Department of Pathology and Laboratory Medicine, University of Calgary, Cumming School of Medicine, Calgary, AB, Canada.
Calgary Laboratory Services, Calgary, AB, Canada.
J Cancer Res Clin Oncol. 2018 May;144(5):883-891. doi: 10.1007/s00432-018-2615-7. Epub 2018 Mar 6.
To validate a previously characterized 10-gene signature in prostate cancer with implication to distinguish aggressive and indolent disease within low and intermediate patients' risk groups.

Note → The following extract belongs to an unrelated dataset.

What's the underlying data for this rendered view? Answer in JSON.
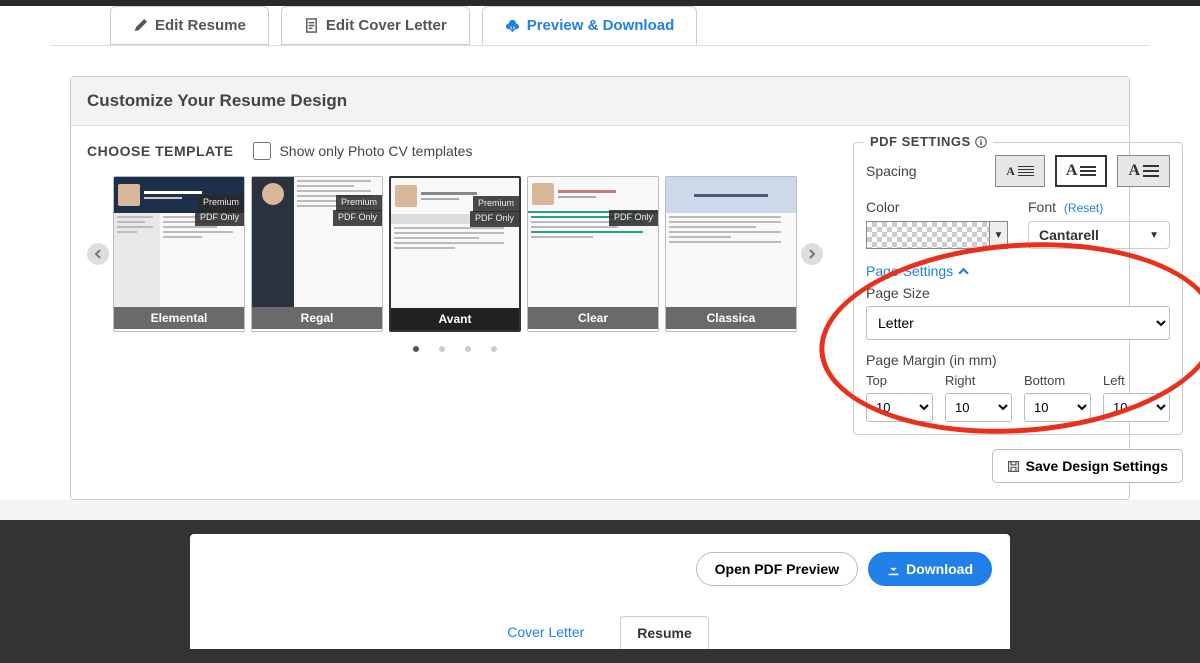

A case-control study design used to select 545 patients from the Mayo clinic tumor registry who underwent radical prostatectomy. A training set from this cohort (n = 359) was used to build a 10-gene model, based on high-dimensional discriminant analysis (HDDA10) to predict several endpoints of clinical patients' outcome. An independent set (n = 219) from the same institution was used as validation set.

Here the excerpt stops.